Since the film is about childhood innocence in the midst of war, hatred, and brutality, I was curious how he auditioned 8-year-olds for the two central roles of Bruno, son of the Nazi commandant, and Shmuel, concentration camp prisoner.  The two boys become friends despite the huge divide that the fence represents.  
Herman said he asked the kids who auditioned what they knew about the Holocaust.  He felt it helped if they didn’t know too much, allowing their real-life innocence to inform their acting and their conception of the film’s subject matter.  

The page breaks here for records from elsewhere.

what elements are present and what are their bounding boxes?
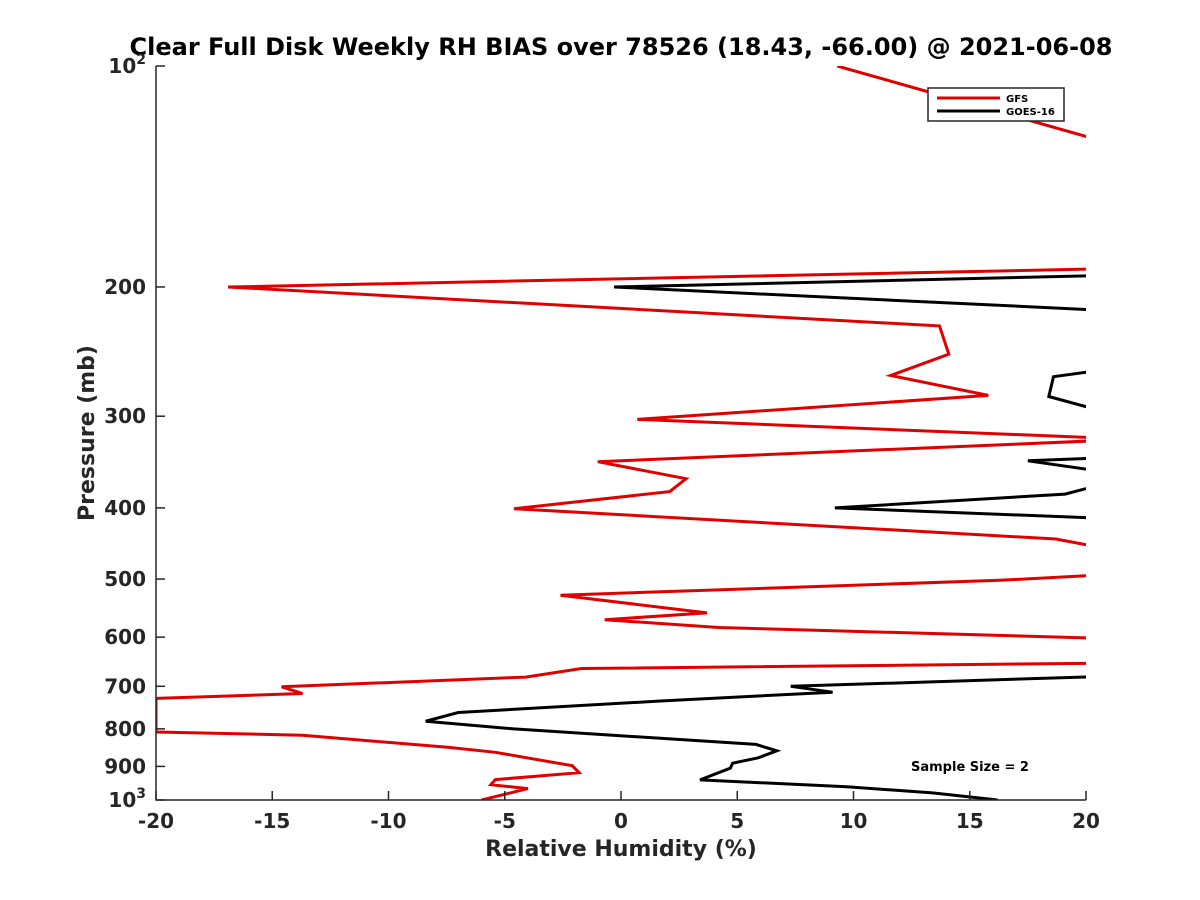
legend-label: GOES-16 — [1006, 107, 1055, 118]
plot-area — [155, 66, 1086, 801]
x-tick-label: -10 — [370, 809, 406, 833]
y-tick-label: 900 — [104, 754, 146, 778]
x-tick-label: -5 — [494, 809, 516, 833]
y-tick-label: 102 — [108, 52, 146, 78]
sample-size-annotation: Sample Size = 2 — [911, 760, 1029, 775]
y-tick-label: 600 — [104, 625, 146, 649]
y-tick-label: 400 — [104, 496, 146, 520]
x-tick-label: -15 — [254, 809, 290, 833]
x-tick-label: 20 — [1072, 809, 1100, 833]
y-tick-label: 700 — [104, 674, 146, 698]
legend-box — [927, 87, 1065, 122]
y-tick-label: 300 — [104, 404, 146, 428]
chart-title: Clear Full Disk Weekly RH BIAS over 7852… — [130, 33, 1113, 61]
series-line-goes-16 — [425, 274, 1086, 800]
x-tick-label: 0 — [614, 809, 628, 833]
y-tick-label: 200 — [104, 275, 146, 299]
x-tick-label: 5 — [730, 809, 744, 833]
y-axis: 102 200 300 400 500 600 700 800 900 103 — [104, 52, 165, 812]
x-axis: -20 -15 -10 -5 0 5 10 15 20 — [138, 791, 1100, 833]
y-tick-label: 800 — [104, 717, 146, 741]
y-tick-label: 103 — [108, 786, 146, 812]
legend: GFS GOES-16 — [927, 87, 1065, 122]
y-axis-label: Pressure (mb) — [75, 345, 100, 521]
x-tick-label: 15 — [956, 809, 984, 833]
x-tick-label: -20 — [138, 809, 174, 833]
series-line-gfs — [156, 66, 1086, 800]
y-tick-label: 500 — [104, 567, 146, 591]
x-tick-label: 10 — [840, 809, 868, 833]
x-axis-label: Relative Humidity (%) — [485, 837, 757, 862]
legend-label: GFS — [1006, 94, 1028, 105]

He hired Asa Butterfield (Bruno) and Jack Scanlon (Shmuel) – and they are terrific.  There was an acting coach on set for them, and the three would often play games that helped the kids get into the right frame for upcoming scenes. 

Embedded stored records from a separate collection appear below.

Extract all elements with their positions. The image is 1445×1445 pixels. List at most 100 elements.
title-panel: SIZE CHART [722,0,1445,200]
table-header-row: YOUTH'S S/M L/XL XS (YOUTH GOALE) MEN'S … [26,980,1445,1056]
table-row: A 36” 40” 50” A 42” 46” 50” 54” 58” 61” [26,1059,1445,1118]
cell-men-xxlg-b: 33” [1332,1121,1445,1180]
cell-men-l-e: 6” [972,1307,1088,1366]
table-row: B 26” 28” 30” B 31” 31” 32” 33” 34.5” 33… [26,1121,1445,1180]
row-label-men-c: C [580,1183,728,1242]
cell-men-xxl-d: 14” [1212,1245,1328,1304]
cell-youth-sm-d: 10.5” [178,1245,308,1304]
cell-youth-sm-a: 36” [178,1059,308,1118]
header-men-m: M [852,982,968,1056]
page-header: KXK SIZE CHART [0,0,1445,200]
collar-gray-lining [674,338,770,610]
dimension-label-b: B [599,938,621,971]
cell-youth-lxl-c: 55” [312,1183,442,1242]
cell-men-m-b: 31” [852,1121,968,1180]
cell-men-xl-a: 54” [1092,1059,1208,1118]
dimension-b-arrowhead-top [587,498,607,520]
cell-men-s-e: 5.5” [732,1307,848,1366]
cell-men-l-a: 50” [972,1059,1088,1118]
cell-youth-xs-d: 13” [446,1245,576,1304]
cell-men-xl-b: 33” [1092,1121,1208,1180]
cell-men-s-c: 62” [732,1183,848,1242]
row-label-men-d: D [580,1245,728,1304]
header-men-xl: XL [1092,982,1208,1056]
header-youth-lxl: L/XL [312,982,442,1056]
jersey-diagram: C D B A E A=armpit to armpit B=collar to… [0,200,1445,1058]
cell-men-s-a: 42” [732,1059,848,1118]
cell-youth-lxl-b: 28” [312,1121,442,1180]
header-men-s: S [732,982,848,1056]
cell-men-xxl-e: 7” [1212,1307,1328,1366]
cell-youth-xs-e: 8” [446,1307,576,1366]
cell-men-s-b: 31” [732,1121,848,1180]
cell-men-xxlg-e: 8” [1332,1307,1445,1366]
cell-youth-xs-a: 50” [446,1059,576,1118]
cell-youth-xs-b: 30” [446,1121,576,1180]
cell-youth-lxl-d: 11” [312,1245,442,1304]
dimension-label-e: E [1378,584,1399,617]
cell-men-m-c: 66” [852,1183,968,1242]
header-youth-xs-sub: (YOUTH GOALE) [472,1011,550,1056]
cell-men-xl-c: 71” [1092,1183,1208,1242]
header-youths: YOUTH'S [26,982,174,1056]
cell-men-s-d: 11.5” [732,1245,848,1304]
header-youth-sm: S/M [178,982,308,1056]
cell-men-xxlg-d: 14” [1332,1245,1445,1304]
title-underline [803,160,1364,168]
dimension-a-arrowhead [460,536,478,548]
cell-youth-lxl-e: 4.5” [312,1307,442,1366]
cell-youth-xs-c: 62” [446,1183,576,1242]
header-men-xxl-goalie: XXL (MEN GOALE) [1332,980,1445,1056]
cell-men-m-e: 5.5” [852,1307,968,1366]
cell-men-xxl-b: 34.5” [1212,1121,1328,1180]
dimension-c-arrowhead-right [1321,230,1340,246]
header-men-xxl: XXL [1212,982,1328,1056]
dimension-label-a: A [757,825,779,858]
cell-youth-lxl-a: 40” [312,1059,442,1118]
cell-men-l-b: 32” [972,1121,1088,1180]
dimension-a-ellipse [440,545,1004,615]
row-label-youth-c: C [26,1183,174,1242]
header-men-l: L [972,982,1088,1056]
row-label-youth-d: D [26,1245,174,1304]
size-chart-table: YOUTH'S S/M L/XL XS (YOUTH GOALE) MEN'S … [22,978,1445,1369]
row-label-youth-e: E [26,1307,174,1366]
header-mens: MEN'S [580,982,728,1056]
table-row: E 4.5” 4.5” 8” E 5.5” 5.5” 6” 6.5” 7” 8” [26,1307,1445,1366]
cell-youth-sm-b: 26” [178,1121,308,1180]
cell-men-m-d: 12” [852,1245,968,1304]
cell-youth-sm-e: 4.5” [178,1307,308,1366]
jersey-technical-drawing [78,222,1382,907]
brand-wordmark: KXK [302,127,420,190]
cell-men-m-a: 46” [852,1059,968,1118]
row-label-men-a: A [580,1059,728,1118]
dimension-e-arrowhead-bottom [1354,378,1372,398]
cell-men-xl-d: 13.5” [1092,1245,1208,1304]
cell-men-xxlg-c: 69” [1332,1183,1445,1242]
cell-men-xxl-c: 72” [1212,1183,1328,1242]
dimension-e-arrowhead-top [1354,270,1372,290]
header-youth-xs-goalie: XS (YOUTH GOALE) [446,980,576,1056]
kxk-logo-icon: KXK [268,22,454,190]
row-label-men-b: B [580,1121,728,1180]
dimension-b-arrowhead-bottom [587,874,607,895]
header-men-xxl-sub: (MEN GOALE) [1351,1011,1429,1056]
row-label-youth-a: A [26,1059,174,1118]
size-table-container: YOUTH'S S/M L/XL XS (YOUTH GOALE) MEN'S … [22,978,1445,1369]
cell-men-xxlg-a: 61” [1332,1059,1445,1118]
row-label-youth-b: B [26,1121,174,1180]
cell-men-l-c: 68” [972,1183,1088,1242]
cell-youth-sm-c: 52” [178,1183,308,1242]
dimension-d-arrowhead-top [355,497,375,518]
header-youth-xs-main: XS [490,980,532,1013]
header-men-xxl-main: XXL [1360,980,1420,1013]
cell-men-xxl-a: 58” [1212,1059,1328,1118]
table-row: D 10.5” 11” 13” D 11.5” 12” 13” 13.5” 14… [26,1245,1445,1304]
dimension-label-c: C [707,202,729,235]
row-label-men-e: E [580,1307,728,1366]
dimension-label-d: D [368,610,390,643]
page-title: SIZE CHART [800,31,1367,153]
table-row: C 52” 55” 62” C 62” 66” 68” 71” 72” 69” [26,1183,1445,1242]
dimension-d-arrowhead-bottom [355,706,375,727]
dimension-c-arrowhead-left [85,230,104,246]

(Photo right) Asa Butterfield as Bruno and Vera Farmiga as Mother Photo Credit: David Lukacs/Miramax Films.

Actor David Thewlis, who was very gracious when I said my son Jared wanted to meet a Harry Potter star, said that he, Asa Butterfield, and Vera Farmiga, who plays Bruno’s mother, spent lots of time together on their days off. 
“A lovely bond formed between Vera and Asa,” he said.  The friendships gave 9-year-old Asa people he could trust as they all worked on the film.  Thewlis pointed out that they actually talked little about scenes or the substance of the film during their free time.  “It’s a credit to Mark,” he said, how well the boys did in this film. 
Of course, the boys were working with talented cast and crew, and David Thewlis was perfect playing a father who loves his children and wife but who is also a Nazi officer.  It’s not a one-dimensional stereotype – we can see his good sides peeking through again and again even as we see his racist insensitivity. 
In fact, that was my hope when the screen faded to black at the end – that maybe there was hope for this one man’s redemption after all.  Yes, millions of people did die horrible, senseless deaths in World War II, but maybe there can be hope...
Since David Thewlis has directed a couple of films, I asked him about his interest in that side of filmmaking.  He laughed and said, “I found directing too stressful.”  Since he also acted at the same time, he worried that other actors considered him “indulgent or not good enough” if he did too many takes on himself – self-important if he did too few.  
I concluded the interview by asking Thewlis about his Harry Potter fame.  He explained that he is “much more well-known now because of the Harry Potter films, but I certainly don’t want that on my gravestone.”  It’s a two-edged sword.  He doesn’t feel it has affected perceptions of him within the industry.  In fact, he said that his Harry Potter fame played no part in how he landed his next two upcoming film roles. 
For a powerful statement about the senselessness of war, look out for The Boy in the Striped Pajamas.  It opens in theaters November 7, 2008.